EDIT: Well, I ran out there with a pair of vice-grips and one of the old plugs I removed, and it's definitely getting spark. So, that throws that potential out the window, and just leaves us with air, the IAC. Oh... and... I suppose timing gear... but... I don't know how to get in there and see if that's okay, and I'm pretty sure that involves a torque wrench, which I don't have. :-S
[This message has been edited by Twilight Fenrir (edited 01-22-2009).]
When I changed out my distributor and got it put in back in wrong the first time , and then finally corrected it my engine would not start either because I flooded the heck out of it.
I am not sure if a bad IAC could cause a failure to start.

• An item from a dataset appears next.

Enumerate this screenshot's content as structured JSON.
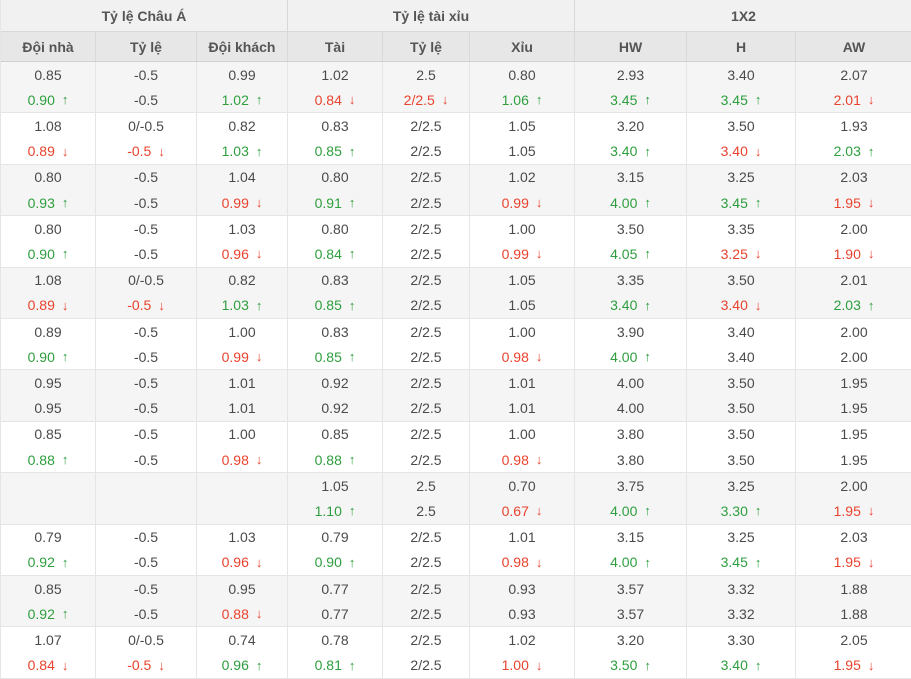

Sorry I cannot contribute more than that.
One lesson I learned (about 3 times now LOL) it to NOT change more than one thing at a time. Because if you do and the car fails to run right or run at all it becomes a Mo Fo to figure where the problem is. Don't do as I did and not follow my own lesson!
I learned the hard way changing sensor pigtails and not testing the car after changing each one before going on to the next. This is not a lecture but an observation that can save you grief.
Check to be certain you have spark on all 4 cylinders, a guy not long ago here had a brand new DEFECTIVE distributor cap, you cannot trust anything these days! Also are you absolutely certain you have the wires in the right order and #1 in the proper position on the dist cap?
For the heck of it disconnect the connector from the IAC and try it. Sparx22
[This message has been edited by sparx22 (edited 01-22-2009).]